DANS le paysage // Galerie Art-Positions, Marseille // 2009


Dans indique la situation d’un individu ou d’une chose par rapport à ce qui la contient.
DANS est le titre de cette exposition de Dominique Castell et Jean Arnaud, exprimant leur relation au paysage et à l’animalité.

Pour Dominique Castell, dans c’est « être dans ». C’est une manière d’être.Photographier, dessiner comme se promener, c’est se laisser traverser, envahir même par l’extérieur, le milieu : la chaleur aride de l’été, la lumière aveuglante, la brûlure du soleil, le parfum presque écœurant  des immortelles asséchées, vrillent l’assise du paysage. Cette distorsion sensuelle, qui exacerbe les émotions, atteint ce « point d’ébullition » dont parle Bataille, « qui lie la sauvage destinée humaine au rayonnement, à l’explosion, à la flamme ». La chaleur, le feu, le soleil pour faire voler en éclat « un monde envoûté de stabilité ».Photographies et dessins sont donc tour à tour mus par des courants contraires, glissant de la stabilité à l’éclat. Photographies et dessins, épais, sombres (à force de supports transparents accumulés), encadrés, rangés, se décadrent, s’éclairent, s’allègent puis glissent et se répandent sur le mur. L’étagère du début, l’ordre, la mémoire profonde et le temps épais laissent peu à peu place, dans les œuvres de Dominique Castell, à l’accomplissement enlevé d’un maquis ardent, dessiné rouge vif.

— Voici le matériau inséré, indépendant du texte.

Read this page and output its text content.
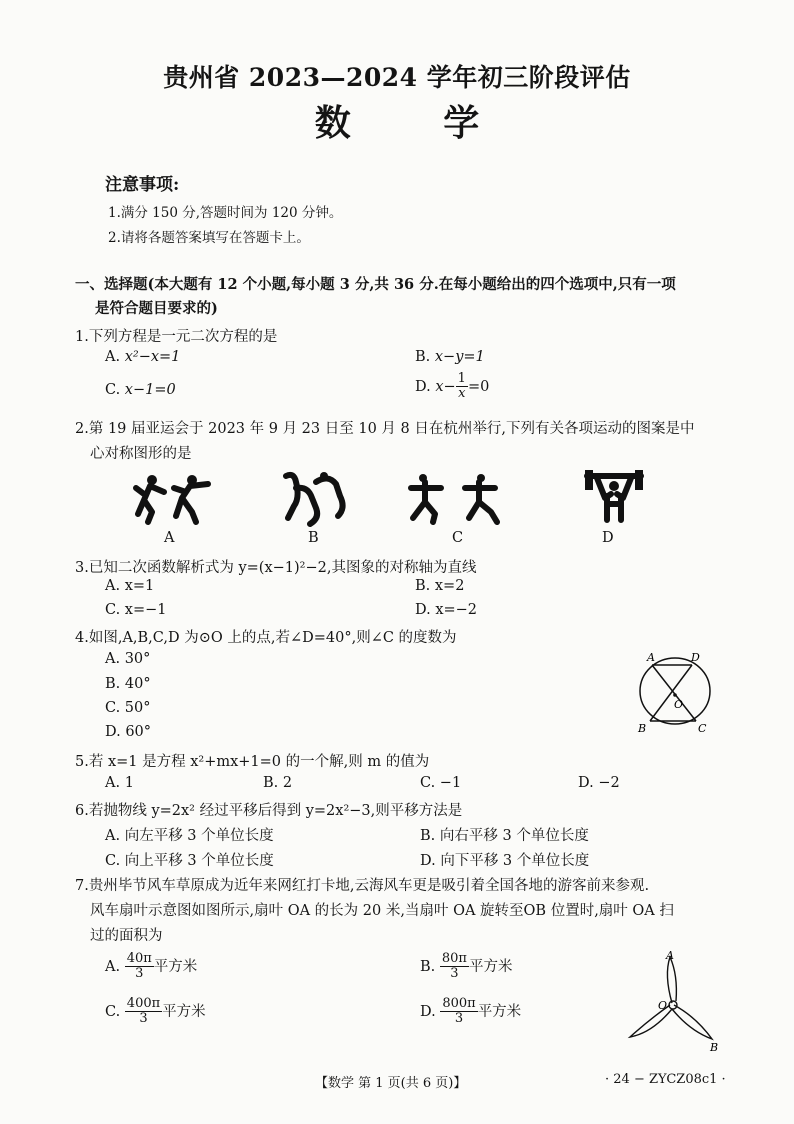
贵州省 2023—2024 学年初三阶段评估
数 学
注意事项:
1.满分 150 分,答题时间为 120 分钟。
2.请将各题答案填写在答题卡上。
一、选择题(本大题有 12 个小题,每小题 3 分,共 36 分.在每小题给出的四个选项中,只有一项
是符合题目要求的)
1.下列方程是一元二次方程的是
A. x²−x=1	B. x−y=1
C. x−1=0	D. $x- \frac{1}{x} =0$
2.第 19 届亚运会于 2023 年 9 月 23 日至 10 月 8 日在杭州举行,下列有关各项运动的图案是中
心对称图形的是
A	B	C	D
3.已知二次函数解析式为 y=(x−1)²−2,其图象的对称轴为直线
A. x=1	B. x=2
C. x=−1	D. x=−2
4.如图,A,B,C,D 为⊙O 上的点,若∠D=40°,则∠C 的度数为
A. 30°
B. 40°
C. 50°
D. 60°
A	D
O
B	C
5.若 x=1 是方程 x²+mx+1=0 的一个解,则 m 的值为
A. 1	B. 2	C. −1	D. −2
6.若抛物线 y=2x² 经过平移后得到 y=2x²−3,则平移方法是
A. 向左平移 3 个单位长度	B. 向右平移 3 个单位长度
C. 向上平移 3 个单位长度	D. 向下平移 3 个单位长度
7.贵州毕节风车草原成为近年来网红打卡地,云海风车更是吸引着全国各地的游客前来参观.
风车扇叶示意图如图所示,扇叶 OA 的长为 20 米,当扇叶 OA 旋转至OB 位置时,扇叶 OA 扫
过的面积为
A. $\frac{40\pi}{3}$ 平方米	B. $\frac{80\pi}{3}$ 平方米
C. $\frac{400\pi}{3}$ 平方米	D. $\frac{800\pi}{3}$ 平方米
A
O
B
【数学 第 1 页(共 6 页)】	· 24 − ZYCZ08c1 ·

On ne sait pas si les Paysages défaillants de Jean Arnaud représentent un vague site rendu au chaos après une catastrophe, s’il s’agit de tableaux brouillés par un liquide répandu accidentellement sur l’image, ou encore s’ils décrivent métaphoriquement une situation générale difficile. Ces tableaux ne présentent au premier regard que des flaques de couleur superposées ; c’est seulement quand on se perd entre les couches nuageuses que l’on identifie entre les plans des fragments d’animaux déformés ou de végétaux calcinés. Ces indices visuels d’un dépleuplement ou d’une agonie du vivant nous situent finalement DANS un paysage défiguré, et non plus FACE à n’importe quel écran médiatique déréglé. Les tableaux ne révèlent pas davantage des images cachées ou doubles ; ces paysages appauvris ne sont pas zoomorphes,  et les (dé)figurations animales résiduelles déterminent une métaphore de la disparition.

On retrouve des animaux déformés dans la suite de dessins L’accident. Ici, c’est la figure animale qui fait paysage tant elle s’étire et se perd, se métamorphosant sans raison stratégique apparente. La sauvagerie des bêtes représentées (rhinocéros, girafe, morse, gorille, etc.) est annihilée par la mollesse du trait et par la pixellisation volontaire des surfaces.

Ces dessins commentent une autre forme de disparition contemporaine : la surexposition médiatique crée de l’oubli, et l’intérêt grandissant que nous portons aujourd’hui au monde sauvage par écrans interposés est inversement proportionnel à l’accélération des disparitions d’espèces provoquées par l’homme. Ainsi, ces œuvres de Jean Arnaud, dans lesquelles le monde naturel est malmené et les animaux sauvages accidentés, s’inscrivent dans une réflexion actuelle plus large sur la relation entre humanité et animalité.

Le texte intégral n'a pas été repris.